The Indian drug laws do not provide for EUA.
The New Drugs and Clinical Trial Rules do lay down an accelerated approval process under certain circumstances, but do not expressly debar sales.
In fact, they say: “After granting accelerated approval for such drug, the post-marketing trials shall be required to validate the anticipated clinical benefit.” This seems to suggest that drugs cleared via an accelerated approval process can be sold.
Of the two vaccines being used in India, Covaxin is an indigenous product developed by the Hyderabad-based Bharat Biotech. Covishield was developed by researchers at Oxford University and the British-Swedish firm AstraZeneca, and is being manufactured in the country by the Pune-based Serum Institute of India (SII).
The SII was the first company to start manufacturing vaccines in India, and has been stockpiling them since November 2020.
While it is possible that the earliest batches of the vaccine may have been used up in the past two months, government sources told ThePrint that, at a meeting a few weeks ago, the Union health ministry informed the cabinet secretary that the vaccines will start expiring from April.
The government is acquiring the vaccines from the two manufacturers at reduced prices — from the earlier cost of Rs 210 per dose, the cost has been renegotiated to a “significantly lower” level, as Union Health Secretary Rajesh Bhushan mentioned at last Thursday’s Covid briefing.
Sources say the present price per dose of vaccine is less than Rs 150.

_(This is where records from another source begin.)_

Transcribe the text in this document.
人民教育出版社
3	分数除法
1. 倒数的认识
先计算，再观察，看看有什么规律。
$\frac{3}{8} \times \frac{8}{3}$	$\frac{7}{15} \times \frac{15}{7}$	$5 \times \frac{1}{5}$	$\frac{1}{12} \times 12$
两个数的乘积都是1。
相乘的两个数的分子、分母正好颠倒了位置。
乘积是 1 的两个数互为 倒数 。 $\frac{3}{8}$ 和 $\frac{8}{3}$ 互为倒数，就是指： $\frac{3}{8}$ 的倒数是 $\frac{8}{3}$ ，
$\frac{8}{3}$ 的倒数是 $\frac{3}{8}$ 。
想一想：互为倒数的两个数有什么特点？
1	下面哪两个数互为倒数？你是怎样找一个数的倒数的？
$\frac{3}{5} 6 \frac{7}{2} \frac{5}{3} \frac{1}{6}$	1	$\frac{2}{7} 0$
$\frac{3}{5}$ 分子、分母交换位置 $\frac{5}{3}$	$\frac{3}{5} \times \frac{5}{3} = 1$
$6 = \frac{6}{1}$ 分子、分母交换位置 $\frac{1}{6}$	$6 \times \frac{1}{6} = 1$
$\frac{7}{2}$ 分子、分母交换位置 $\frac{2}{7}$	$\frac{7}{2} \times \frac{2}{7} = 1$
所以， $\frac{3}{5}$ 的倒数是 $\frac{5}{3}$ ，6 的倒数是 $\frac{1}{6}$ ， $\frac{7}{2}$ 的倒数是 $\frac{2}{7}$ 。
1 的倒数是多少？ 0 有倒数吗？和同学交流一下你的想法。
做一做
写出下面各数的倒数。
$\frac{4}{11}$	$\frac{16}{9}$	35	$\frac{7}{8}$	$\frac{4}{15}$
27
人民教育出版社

It is for this reason, industry sources say, that manufacturers have been pushing for opening up of domestic vaccine sales — so that open sales can cross-subsidise the low-cost government procurement.
Private hospitals, which joined the vaccination drive with Phase 2 starting 1 March, have been allowed to charge recipients, but their procurement is also taking place through the respective state/UT governments, and the cost to patients is capped at Rs 250/shot.
Most vaccine exports under ‘Vaccine Maitri’ — the Modi government’s international vaccine supply initiative — are commercial transactions
Of the total 586.4 lakh (5.86 crore) doses that India has sent abroad since the first grant tranches to Bhutan and the Maldives on 20 January, 339.67 lakh doses have been commercially exported to various nations. Another 165.48 lakh doses were given to Covax, an international initiative to make vaccines available for low- and middle-income countries. Just 81.25 lakh doses have gone out as grants to various countries.
Vaccine manufacturers have, for a while now, been seeking permission for sales to domestic private players. In an interview to The Economic Times this week, SII CEO Adar Poonawala said vaccine companies should be allowed to function without price restrictions.
Explaining their concerns, the industry source quoted above noted that “these companies have made investments early on, taking a risk”.
“They are not averse to giving the vaccines to the government at a discounted price. All they are asking for is for them to be allowed to sell outside and cross-subsidise the government procurement,” the source added.
“This is detrimental to the health of the industry. If the government, after so much talk about India supplying vaccines to the world, does not want vaccine companies to grow, we will have to live with that.”